SARONNO – “Apprendiamo con soddisfazione che l’amministrazione comunale di Saronno abbia l’intenzione di accogliere in città una famiglia di rifugiati afghani e che l’abbia tempestivamente comunicata al Prefetto attraverso il sindaco Airoldi”

Inizia così la nota della Società della cura del Saronnese, l’Università delle migrazioni, Liberazioni Film Festival e Attac Saronno in merito all’accoglienza dei profughi afghani in città.

Tale intendimento rispecchia perfettamente lo spirito e la lettera della richiesta avanzata dalle nostre organizzazioni nell’imminenza del disastro in cui 20 anni di occupazione militare occidentale (italiana inclusa) hanno gettato il Paese asiatico, con il suo carico di vite umane perse, fuggitive o consegnate nelle mani di un regime islamofascista.

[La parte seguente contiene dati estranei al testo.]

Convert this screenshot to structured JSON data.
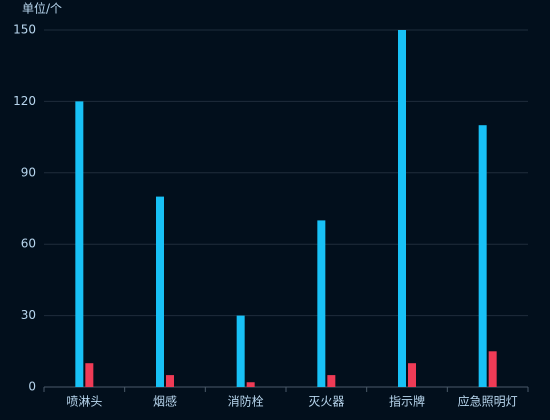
{
  "chart_data": {
    "type": "bar",
    "y_label": "单位/个",
    "categories": [
      "喷淋头",
      "烟感",
      "消防栓",
      "灭火器",
      "指示牌",
      "应急照明灯"
    ],
    "series": [
      {
        "color": "#18c1f6",
        "values": [
          120,
          80,
          30,
          70,
          150,
          110
        ]
      },
      {
        "color": "#ef3b56",
        "values": [
          10,
          5,
          2,
          5,
          10,
          15
        ]
      }
    ],
    "ylim": [
      0,
      150
    ],
    "yticks": [
      0,
      30,
      60,
      90,
      120,
      150
    ],
    "grid": true
  }
}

Ora si tratta di passare dalle parole ai fatti. La convulsa situazione di qualche giorno fa, anche sul versante dei ponti aerei verso l’Italia, verrà superata in queste ore per la cessazione degli invii di rifugiati al nostro Paese.

Il governo italiano ha fatto sapere che dovranno essere ospitati in strutture del Sai (il sistema nazionale di accoglienza per richiedenti asilo e rifugiati) o in centri di accoglienza straordinaria.

Saronno ha avuto, in un passato recente, sia l’esperienza del Sai (che allora si chiamava Sprar, proprio con l’accoglienza di una famiglia in città) sia quella del Cas, nell’abitazione del prevosto don Armando Cattaneo, che in questi giorni si trasferisce e salutiamo; ed ha sperimentato l’accoglienza di una famiglia siriana, tuttora in corso, al Villaggio Sos. A Saronno l’accoglienza diffusa è già realtà e va solamente ampliata.

Ci pare quindi che esistano tutte le possibilità per costruire un progetto serio di accoglienza e integrazione sul territorio per questi nuovi cittadini e per dare un segnale chiaro che non solo questi percorsi sono possibili, ma possono anche diventare fonte di crescita – innanzitutto culturale – per la nostra comunità.

Un progetto che sarà tanto più efficace, quanto più riuscirà a coinvolgere non soltanto gli addetti ai lavori, i professionisti dell’accoglienza integrata molto validi presenti a Saronno, ma anche le cittadine e i cittadini che vorranno partecipare direttamente al percorso verso l’autonomia delle persone in arrivo in un territorio a loro sconosciuto fino a poco tempo fa.

Per parte nostra, offriamo all’amministrazione comunale la nostra disponibilità e competenza per una costruzione partecipata di questa accoglienza, sin dai suoi primi passi istituzionali, chiedendo di sederci entro breve intorno ad un tavolo per affrontare l’argomento nella sua concretezza e trovare soluzioni condivise.

6 Commenti

  1. Quando sentono il tintinnio delle monete …. pronti ad accogliere i fondi ….

  2. Società della cura del Saronnese, Università delle migrazioni, Liberazioni Film Festival e Attac Saronno : sigle diverse per sempre le stesse (poche persone). Talvolta apprezzabile il loro impegno ma che bisogno c’e’ di mimetizzarsi sotto diverse vesti se siete sempre gli stessi? Fate venire in mente il ” facite ammuina” di quei soldati che scorrevano in cerchio per fingere d’essere in tanti e spaventare il nemico….

    • Pensi che io non sono di nessuna di queste associazioni e sono d’accordissimo con quanto scrivono. Sono un saronnese acquisito di recente e ho partecipato ad un film organizzato da una di queste associazioni e c’erano almeno un duecento persone. Ero uscito sorpreso e contento di vedere tanta partecipazione e anche parecchi giovani. I promotori sono pochi? Non importa, più iniziative e confronti virtuosi si fanno senza delegarli ad ammorbanti duelli televisivi probabilmente aumenteranno anche le persone che avranno voglia di darsi da fare. Adelante!